Is There a Viking Ship Burial Underneath This Norwegian Farm?

Archaeologists have uncovered around 70 iron rivets that may have once held together a boat belonging to a king

Oseberg ship
A previously discovered Viking ship from Oseberg features rivets of comparable size Museum of Cultural History / University of Oslo

Archaeologists believe they’ve discovered remains of an ancient Viking ship buried underneath a farm in Norway.

According to Science Norways Ida Irene Bergstrøm, a team of experts unearthed a total of 70 iron rivets this summer that they believe are the pieces of a large Viking ship. The rivets were at the grounds of Jarlsberg Manor, an estate in southeastern Norway.

“We’ve found a place for a ship burial,” archaeologist and excavation leader Christian Løchsen Rødsrud tells Science Norway. “We can now say for certain that yes, here lie the remains of a Viking ship.

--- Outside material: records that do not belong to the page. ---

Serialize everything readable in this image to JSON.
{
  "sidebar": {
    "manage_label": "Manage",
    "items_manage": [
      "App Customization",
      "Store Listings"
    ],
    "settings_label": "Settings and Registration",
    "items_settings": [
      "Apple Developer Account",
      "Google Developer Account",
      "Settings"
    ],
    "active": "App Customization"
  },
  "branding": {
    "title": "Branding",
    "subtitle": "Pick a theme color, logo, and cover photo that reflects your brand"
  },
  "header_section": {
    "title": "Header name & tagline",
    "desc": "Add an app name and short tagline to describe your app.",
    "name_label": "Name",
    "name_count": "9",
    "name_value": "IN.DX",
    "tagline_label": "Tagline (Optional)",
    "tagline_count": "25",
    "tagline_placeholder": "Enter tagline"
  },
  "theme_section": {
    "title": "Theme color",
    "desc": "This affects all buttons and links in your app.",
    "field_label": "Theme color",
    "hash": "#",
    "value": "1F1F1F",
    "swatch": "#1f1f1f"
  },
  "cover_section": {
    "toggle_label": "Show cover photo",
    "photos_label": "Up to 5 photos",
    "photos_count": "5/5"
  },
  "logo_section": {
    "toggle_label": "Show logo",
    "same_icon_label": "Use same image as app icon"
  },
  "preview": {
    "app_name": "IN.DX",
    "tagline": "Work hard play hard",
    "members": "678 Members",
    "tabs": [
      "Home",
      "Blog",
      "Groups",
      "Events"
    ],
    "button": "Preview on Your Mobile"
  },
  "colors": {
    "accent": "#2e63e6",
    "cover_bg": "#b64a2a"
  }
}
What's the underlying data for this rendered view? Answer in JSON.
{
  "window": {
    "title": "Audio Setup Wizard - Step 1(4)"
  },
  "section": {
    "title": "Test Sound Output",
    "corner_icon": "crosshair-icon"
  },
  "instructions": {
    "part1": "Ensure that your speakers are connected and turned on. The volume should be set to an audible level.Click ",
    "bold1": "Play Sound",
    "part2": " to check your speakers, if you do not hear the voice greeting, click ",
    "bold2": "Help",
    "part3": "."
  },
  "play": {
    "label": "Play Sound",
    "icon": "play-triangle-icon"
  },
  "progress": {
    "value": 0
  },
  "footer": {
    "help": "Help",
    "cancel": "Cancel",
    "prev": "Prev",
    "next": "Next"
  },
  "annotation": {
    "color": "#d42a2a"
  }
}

This discovery adds a new landmark to the map, once a significant site during the Viking Age.”

In some ways, this find is a long time coming. According to Science Norway, in 1917 and 1918, Norwegian archaeologist A.W. Brøgger found a different burial mound near the site, and suspected that a ship burial was nearby, but was unable to locate anything other than spades and a stretcher.

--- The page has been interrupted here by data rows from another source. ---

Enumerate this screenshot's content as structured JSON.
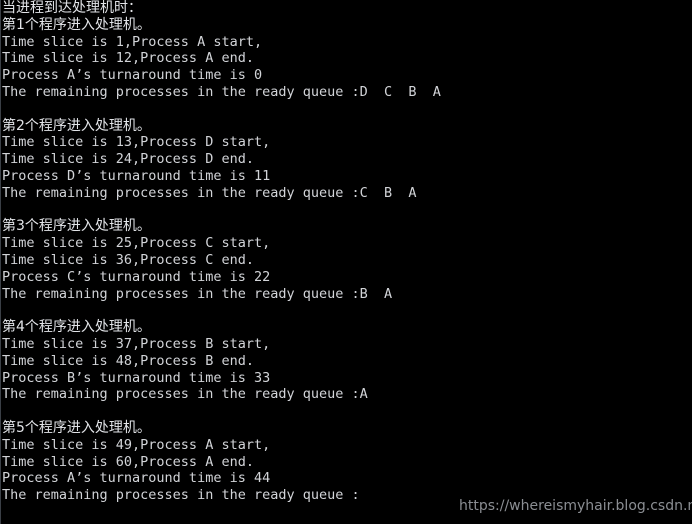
{
  "terminal": {
    "background_color": "#000000",
    "text_color": "#d2d4d8",
    "lines": [
      {
        "text": "当进程到达处理机时：",
        "type": "cjk"
      },
      {
        "text": "第1个程序进入处理机。",
        "type": "cjk"
      },
      {
        "text": "Time slice is 1,Process A start,",
        "type": "ascii"
      },
      {
        "text": "Time slice is 12,Process A end.",
        "type": "ascii"
      },
      {
        "text": "Process A’s turnaround time is 0",
        "type": "ascii"
      },
      {
        "text": "The remaining processes in the ready queue :D  C  B  A",
        "type": "ascii"
      },
      {
        "text": "",
        "type": "blank"
      },
      {
        "text": "第2个程序进入处理机。",
        "type": "cjk"
      },
      {
        "text": "Time slice is 13,Process D start,",
        "type": "ascii"
      },
      {
        "text": "Time slice is 24,Process D end.",
        "type": "ascii"
      },
      {
        "text": "Process D’s turnaround time is 11",
        "type": "ascii"
      },
      {
        "text": "The remaining processes in the ready queue :C  B  A",
        "type": "ascii"
      },
      {
        "text": "",
        "type": "blank"
      },
      {
        "text": "第3个程序进入处理机。",
        "type": "cjk"
      },
      {
        "text": "Time slice is 25,Process C start,",
        "type": "ascii"
      },
      {
        "text": "Time slice is 36,Process C end.",
        "type": "ascii"
      },
      {
        "text": "Process C’s turnaround time is 22",
        "type": "ascii"
      },
      {
        "text": "The remaining processes in the ready queue :B  A",
        "type": "ascii"
      },
      {
        "text": "",
        "type": "blank"
      },
      {
        "text": "第4个程序进入处理机。",
        "type": "cjk"
      },
      {
        "text": "Time slice is 37,Process B start,",
        "type": "ascii"
      },
      {
        "text": "Time slice is 48,Process B end.",
        "type": "ascii"
      },
      {
        "text": "Process B’s turnaround time is 33",
        "type": "ascii"
      },
      {
        "text": "The remaining processes in the ready queue :A",
        "type": "ascii"
      },
      {
        "text": "",
        "type": "blank"
      },
      {
        "text": "第5个程序进入处理机。",
        "type": "cjk"
      },
      {
        "text": "Time slice is 49,Process A start,",
        "type": "ascii"
      },
      {
        "text": "Time slice is 60,Process A end.",
        "type": "ascii"
      },
      {
        "text": "Process A’s turnaround time is 44",
        "type": "ascii"
      },
      {
        "text": "The remaining processes in the ready queue :",
        "type": "ascii"
      }
    ]
  },
  "watermark": {
    "text": "https://whereismyhair.blog.csdn.net",
    "color": "#8b8e93"
  }
}
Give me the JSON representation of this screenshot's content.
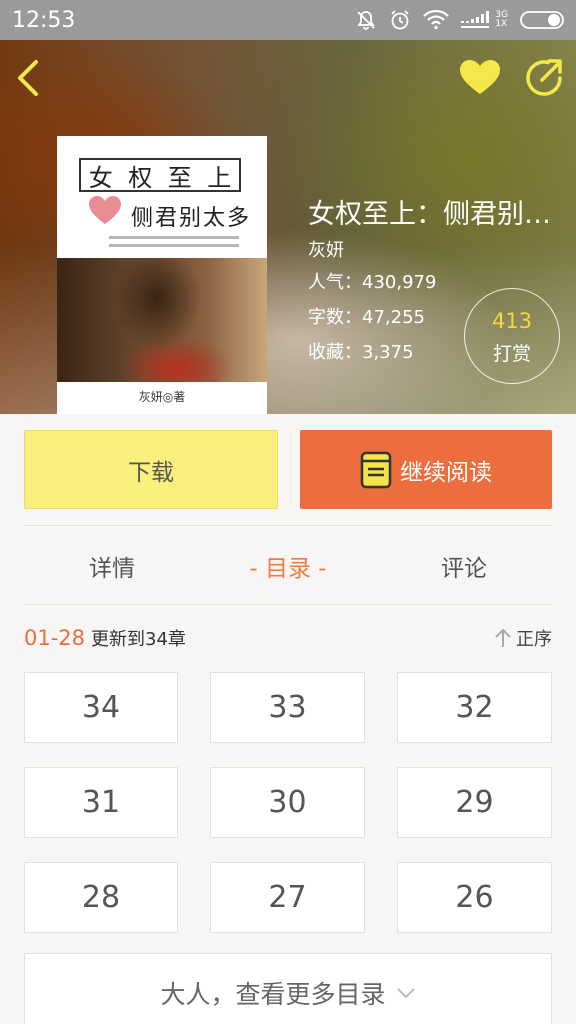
{
  "status_bar": {
    "time": "12:53",
    "network_top": "3G",
    "network_bottom": "1X",
    "icons": [
      "mute-icon",
      "alarm-icon",
      "wifi-icon",
      "signal-icon",
      "battery-icon"
    ]
  },
  "header": {
    "icons": [
      "back-icon",
      "heart-icon",
      "share-icon"
    ],
    "favorite_color": "#f5d83a"
  },
  "book": {
    "cover_title_chars": [
      "女",
      "权",
      "至",
      "上"
    ],
    "cover_subtitle": "侧君别太多",
    "cover_author": "灰妍◎著",
    "title": "女权至上：侧君别…",
    "author": "灰妍",
    "popularity": "人气：430,979",
    "words": "字数：47,255",
    "favorites": "收藏：3,375",
    "tip_count": "413",
    "tip_label": "打赏"
  },
  "actions": {
    "download": "下载",
    "continue_reading": "继续阅读",
    "download_color": "#f9ef7c",
    "read_color": "#ec6d3d"
  },
  "tabs": [
    {
      "label": "详情",
      "active": false
    },
    {
      "label": "- 目录 -",
      "active": true
    },
    {
      "label": "评论",
      "active": false
    }
  ],
  "catalog": {
    "date_range": "01-28",
    "update_text": "更新到34章",
    "sort_label": "正序",
    "chapters": [
      "34",
      "33",
      "32",
      "31",
      "30",
      "29",
      "28",
      "27",
      "26"
    ],
    "more_label": "大人，查看更多目录",
    "accent_color": "#ea6f3d"
  }
}
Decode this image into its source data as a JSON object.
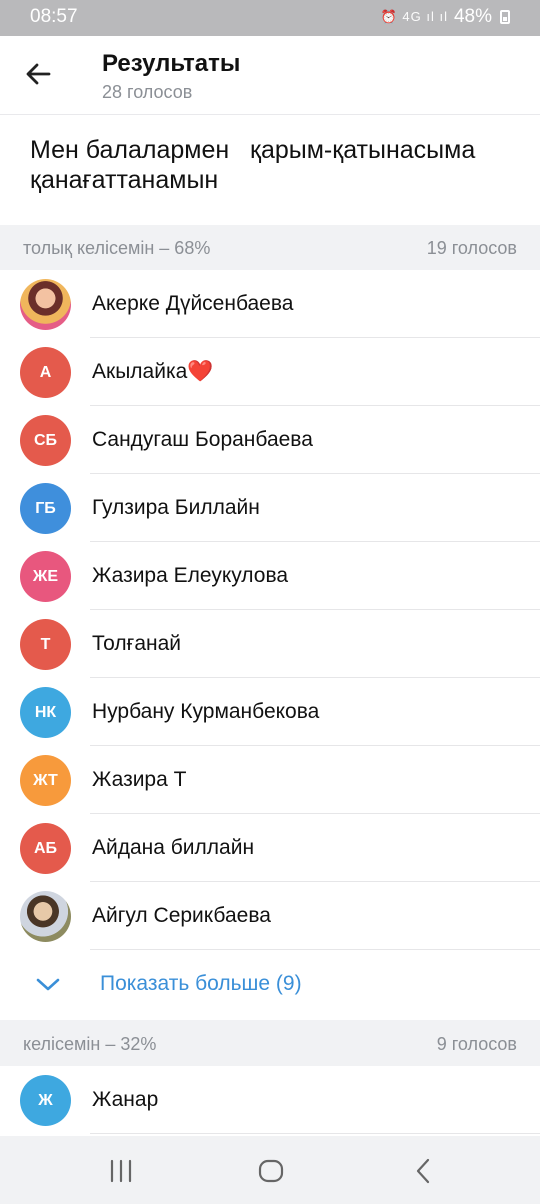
{
  "status_bar": {
    "time": "08:57",
    "icons": "⏰ 4G ıl ıl",
    "battery": "48%"
  },
  "header": {
    "title": "Результаты",
    "subtitle": "28 голосов"
  },
  "question": "Мен балалармен   қарым-қатынасыма қанағаттанамын",
  "sections": [
    {
      "label": "толық келісемін – 68%",
      "count": "19 голосов",
      "voters": [
        {
          "initials": "",
          "name": "Акерке Дүйсенбаева",
          "avatar_color": "photo"
        },
        {
          "initials": "А",
          "name": "Акылайка❤️",
          "avatar_color": "#e45a4c"
        },
        {
          "initials": "СБ",
          "name": "Сандугаш Боранбаева",
          "avatar_color": "#e45a4c"
        },
        {
          "initials": "ГБ",
          "name": "Гулзира Биллайн",
          "avatar_color": "#3f8fdc"
        },
        {
          "initials": "ЖЕ",
          "name": "Жазира Елеукулова",
          "avatar_color": "#e8577e"
        },
        {
          "initials": "Т",
          "name": "Толғанай",
          "avatar_color": "#e45a4c"
        },
        {
          "initials": "НК",
          "name": "Нурбану Курманбекова",
          "avatar_color": "#3ea8e0"
        },
        {
          "initials": "ЖТ",
          "name": "Жазира Т",
          "avatar_color": "#f79a3c"
        },
        {
          "initials": "АБ",
          "name": "Айдана биллайн",
          "avatar_color": "#e45a4c"
        },
        {
          "initials": "",
          "name": "Айгул Серикбаева",
          "avatar_color": "photo"
        }
      ],
      "show_more": "Показать больше (9)"
    },
    {
      "label": "келісемін – 32%",
      "count": "9 голосов",
      "voters": [
        {
          "initials": "Ж",
          "name": "Жанар",
          "avatar_color": "#3ea8e0"
        }
      ]
    }
  ],
  "colors": {
    "accent": "#3a8fd8",
    "secondary_text": "#8b8f95",
    "background": "#f1f2f4"
  },
  "nav_icons": [
    "recent-apps-icon",
    "home-icon",
    "back-nav-icon"
  ]
}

Ship burials were common in Viking culture. According to National Geographic's Andrew Curry, the seafaring Nordics would bury their dead with their vessels, filling the ships with grave goods such as weapons, valuables and sacrificed animals. Researchers believe this was done to ensure the deceased's safe passage to the afterlife.

Rødsrud tells Live Science’s Jennifer Nalewicki that he suspects the rivets once held together 8-foot wooden planks and the ship spanned up to 75 feet in length.

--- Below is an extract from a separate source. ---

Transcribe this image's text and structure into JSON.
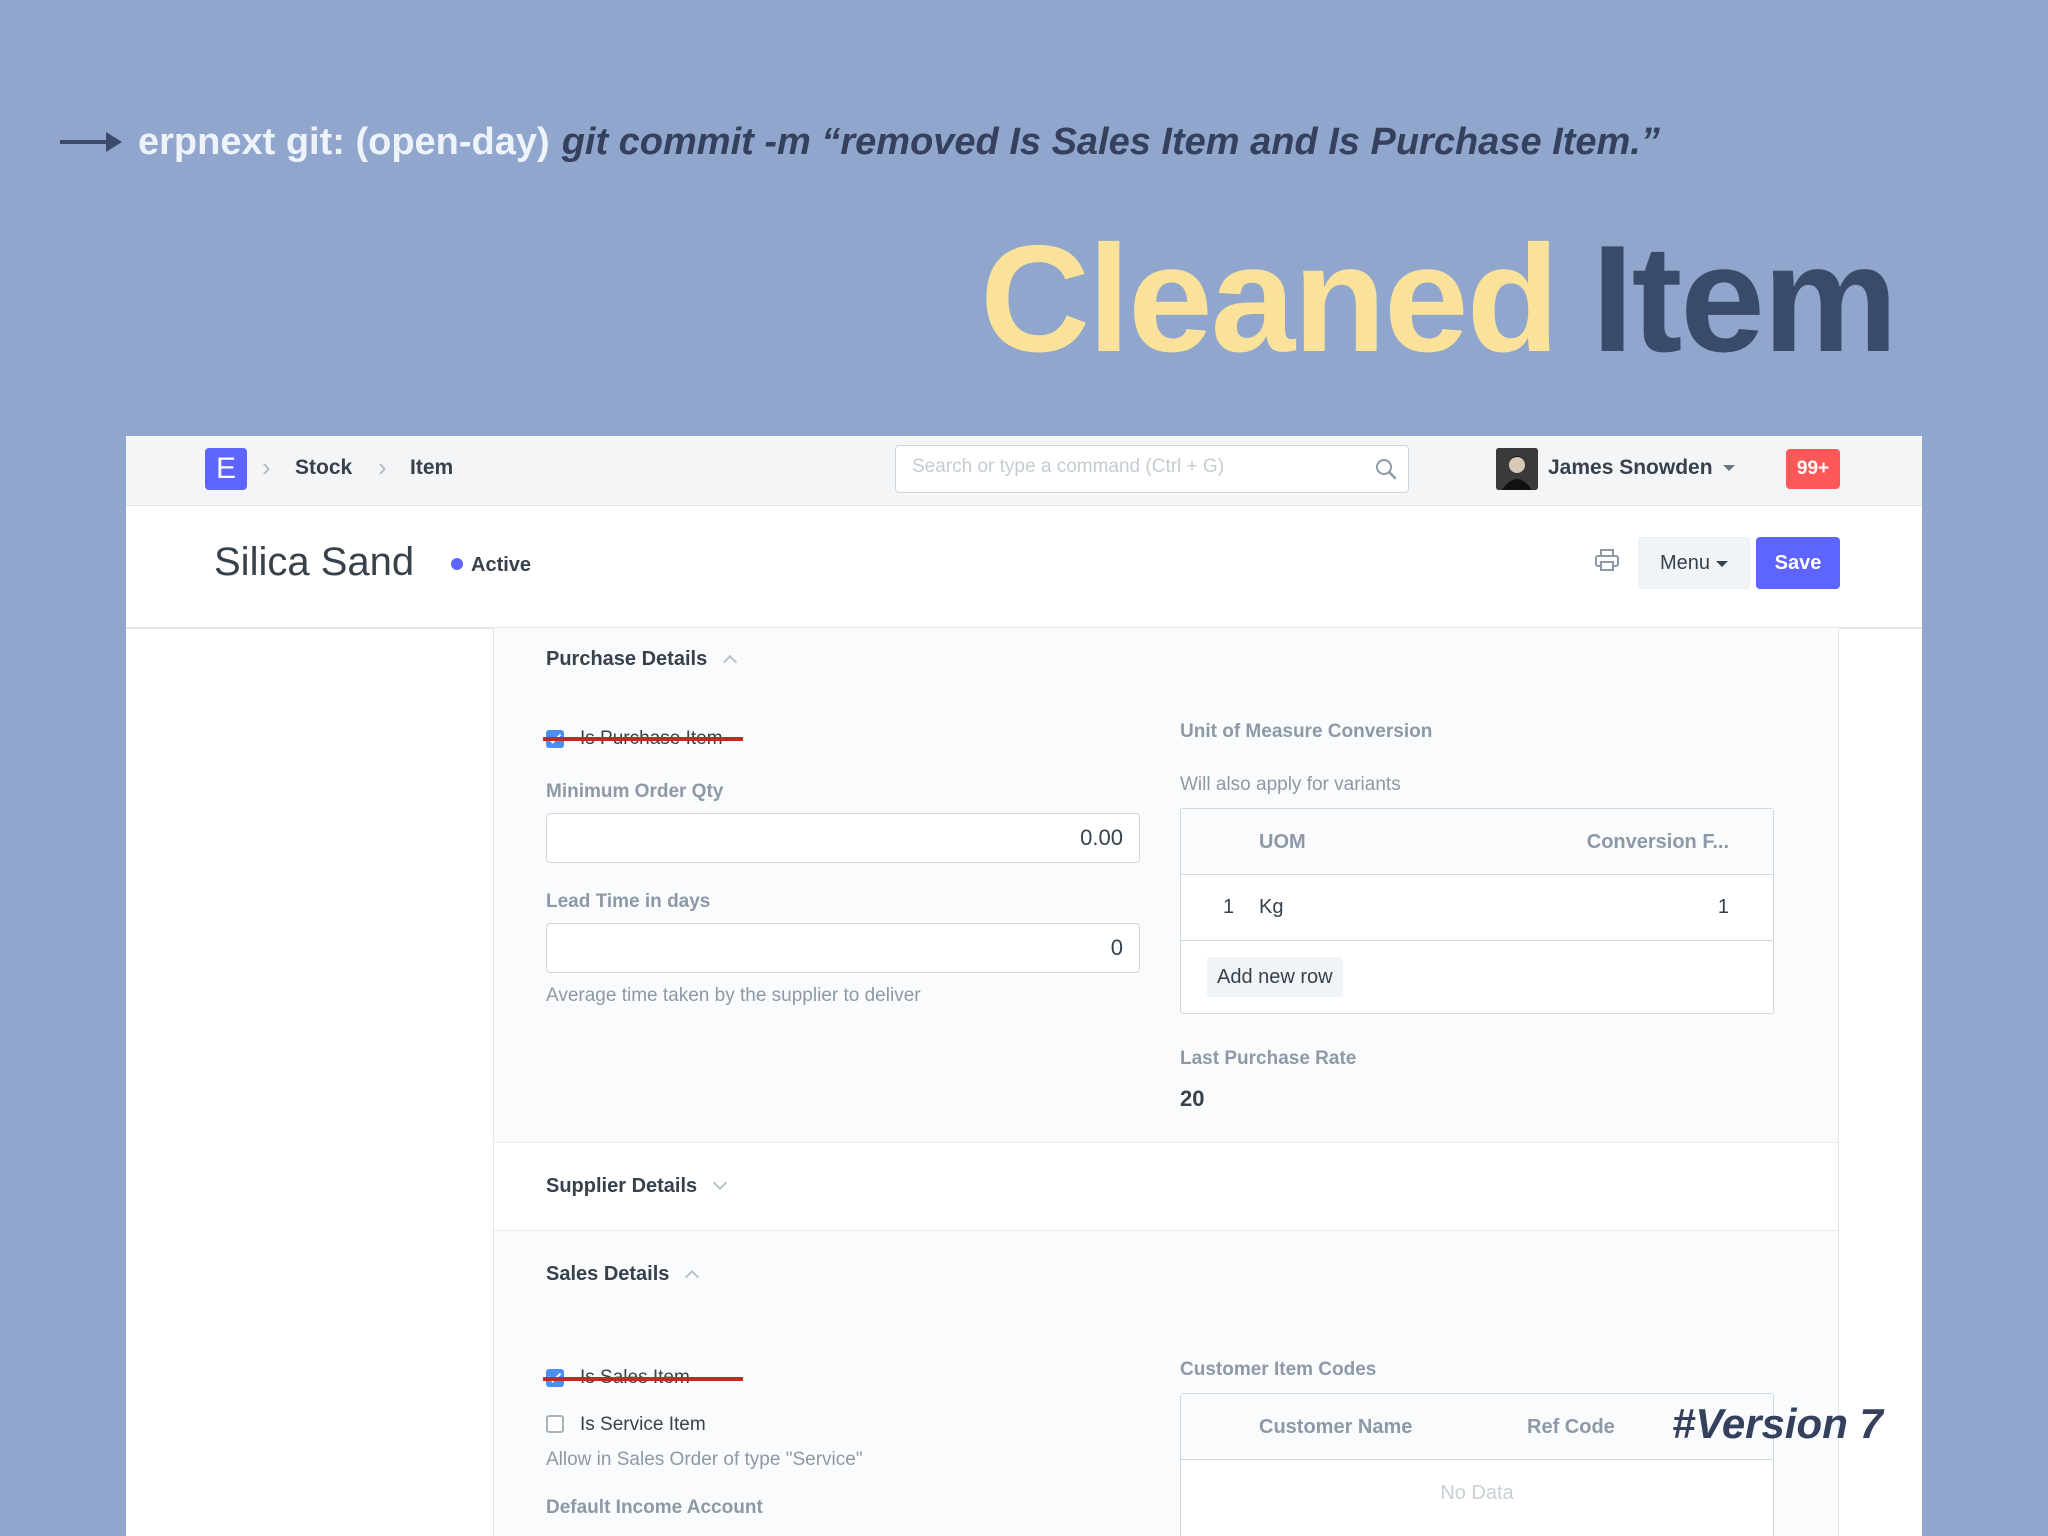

"We've found a great variation of rivets, with the longer ones so big that they must have come from a large ship," Rødsrud says. "The larger ones are comparable to other buried ships we've found at Gokstad and Oseberg."

Due to the ship's size and location, experts believe that it may have once belonged to Bjørn Farmann, the king of Vestfold, a center for power during the Scandinavian Viking Period, who according to lore, was killed by his brother near the area.

Rødsrud estimates the ship could date anywhere from 750 to 1000 C.E, per Live Science. However, he isn’t certain. The team was unable to find leftover organic matter to radiocarbon-date the boat.

The archaeologists have also found two horse crampons at the farm—further supporting the theory that it is a burial site. Crampons go on horse hooves and help with traction in ice and snow.

“The ship and the horse are recurring themes in Viking Age burial customs and mythology, and are a typical phenomena one would expect in a ship burial,” Rødsrud tells Science Norway.

Although the team has already unearthed a significant amount of artifacts, the archaeologist suggests there is more to discover.

He adds, “Finding horse crampons in the material suggests that the rest of the grave goods are also in the field.”